Die Kameraeinstellungen und Bildbewegungen in L’avventura, La notte, L’eclisse und Il deserto rosso enthüllen weit stärker als jeder Dialog ein neues Bild von der Welt, eine illusionslose Wahrnehmung der Dinge und Zusammenhänge, zeigen Gefühlsbeziehungen im Zerfall wie im Stadium ihres Entstehens. Über sie hinaus wird der Blick auf Architektur gelenkt und auf befremdliche, rituelle, einer inhärenten Logik folgende Handlungen: der Tumult an der römischen Börse (L’eclisse), die Schlägerei Jugendlicher auf vorstädtischen Brachen von Mailand (La notte) … Das Visionäre liegt womöglich in jenem „Augenblick der Wahrheit“, wenn die Handlung stillsteht, in einem Zustand illusionsloser Betrachtung, wie er im Verschwinden des Paares (Monica Vitti/Alain Delon) in der Schlusssequenz von L’eclisse entsteht.
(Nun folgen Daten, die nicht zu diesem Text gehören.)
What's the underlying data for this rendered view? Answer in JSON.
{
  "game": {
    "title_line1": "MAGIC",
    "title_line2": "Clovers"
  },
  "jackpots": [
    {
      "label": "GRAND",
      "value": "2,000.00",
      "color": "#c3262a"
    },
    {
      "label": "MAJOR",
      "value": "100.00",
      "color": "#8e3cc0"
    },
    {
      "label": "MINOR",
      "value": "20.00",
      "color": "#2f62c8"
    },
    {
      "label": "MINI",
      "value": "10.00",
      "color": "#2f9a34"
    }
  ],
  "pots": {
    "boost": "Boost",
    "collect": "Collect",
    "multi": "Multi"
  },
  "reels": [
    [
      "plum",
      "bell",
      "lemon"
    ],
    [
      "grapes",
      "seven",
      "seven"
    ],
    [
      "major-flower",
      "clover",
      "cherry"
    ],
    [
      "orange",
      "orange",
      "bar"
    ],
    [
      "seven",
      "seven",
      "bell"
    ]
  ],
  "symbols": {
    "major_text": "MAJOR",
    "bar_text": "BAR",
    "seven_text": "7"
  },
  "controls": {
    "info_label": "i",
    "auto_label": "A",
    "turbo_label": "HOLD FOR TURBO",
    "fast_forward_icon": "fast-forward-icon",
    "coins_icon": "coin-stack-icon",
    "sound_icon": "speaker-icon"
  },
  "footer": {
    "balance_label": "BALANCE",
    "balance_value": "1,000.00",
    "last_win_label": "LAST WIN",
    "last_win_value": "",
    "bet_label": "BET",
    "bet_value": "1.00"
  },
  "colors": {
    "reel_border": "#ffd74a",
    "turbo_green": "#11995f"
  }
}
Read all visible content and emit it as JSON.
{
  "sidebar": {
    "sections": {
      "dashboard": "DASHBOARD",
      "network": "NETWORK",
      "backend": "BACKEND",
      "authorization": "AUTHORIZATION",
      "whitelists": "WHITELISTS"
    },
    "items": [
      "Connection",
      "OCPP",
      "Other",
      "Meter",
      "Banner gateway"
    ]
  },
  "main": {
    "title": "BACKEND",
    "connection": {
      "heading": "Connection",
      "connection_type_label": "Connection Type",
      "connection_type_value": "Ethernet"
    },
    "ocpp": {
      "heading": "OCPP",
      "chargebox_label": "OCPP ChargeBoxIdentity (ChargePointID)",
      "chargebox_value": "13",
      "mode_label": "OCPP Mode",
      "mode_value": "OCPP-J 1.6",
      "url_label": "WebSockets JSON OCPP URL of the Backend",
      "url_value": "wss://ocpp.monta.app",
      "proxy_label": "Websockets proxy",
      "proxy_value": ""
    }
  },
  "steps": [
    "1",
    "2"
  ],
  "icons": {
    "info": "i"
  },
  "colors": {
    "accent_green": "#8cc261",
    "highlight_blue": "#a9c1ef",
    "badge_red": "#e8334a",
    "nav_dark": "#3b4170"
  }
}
Es ließe sich vorstellen, dass Antonioni nur deswegen diesen Film überhaupt gemacht hat, kulminierend in einer Ding- und Ortsbetrachtung an einem verlassenen Treffpunkt der Liebe, einem Rendezvous, dessen Ausbleiben den Blick auf andere Dimensionen lenkt.

„Diese Art Film hätte ich immer machen wollen und nie machen können: kein Mechanismus von Ereignissen, sondern Augenblicke, die die geheimen Spannungen dieser Ereignisse aussprechen, so wie die Blüten jene des Baumes aussprechen.“ Antonioni vermittelt ein Sensorium für das Stillhalten alltäglicher Verläufe, das Heraustreten aus der Zeit in den Abschweifungen. Ein Auslaufen von Handlung, ein Verstummen der Laute. Ein Paar schließt sich eine Zeitlang von der Welt aus, die Börse schweigt für eine Trauerminute, in der Dämmerung der Augenblick, in dem die Laternen angehen. Einer Person ihre eigene Geschichte zuzulegen, das meint – nach Antonioni – jene Geschichte, die mit ihrem Aussehen, ihrer Haltung, ihrem Gewicht, ihrem Volumen in einem Raum zusammenfällt. Das sichtbare Geschehen ist aus der Logik von Ursache und Wirkung herausgelöst, aus diesem ewigen Wenn … dann, Weil … darum, Wenn und also … Der Grund für die Erzählung ist bei Antonioni total, der ‚Horizont der Ereignisse‘ der weiteste: Erdentstehung und kosmischer Urknall ebenso wie die Kumuluswolken am weiten Himmel, der allgegenwärtige und immer andere Wind in den Bäumen, zwischen den Häusern, der Luftzug in den Räumen. Antonionis „konstatierende Methode“ bringt leere Zeiten und Räume zusammen. Absent ist das Drama, sichtbar die Indifferenz der äußeren Schauplätze, an dessen Peripherie die Menschen sich sammeln. Die Erzählung bleibt Hintergrund, ihre Bilder zeigen nur noch Folgen – alle Konsequenzen aus einer vergangenen entscheidenden Erfahrung, sobald sie gemacht ist und nichts mehr zu sagen bleibt.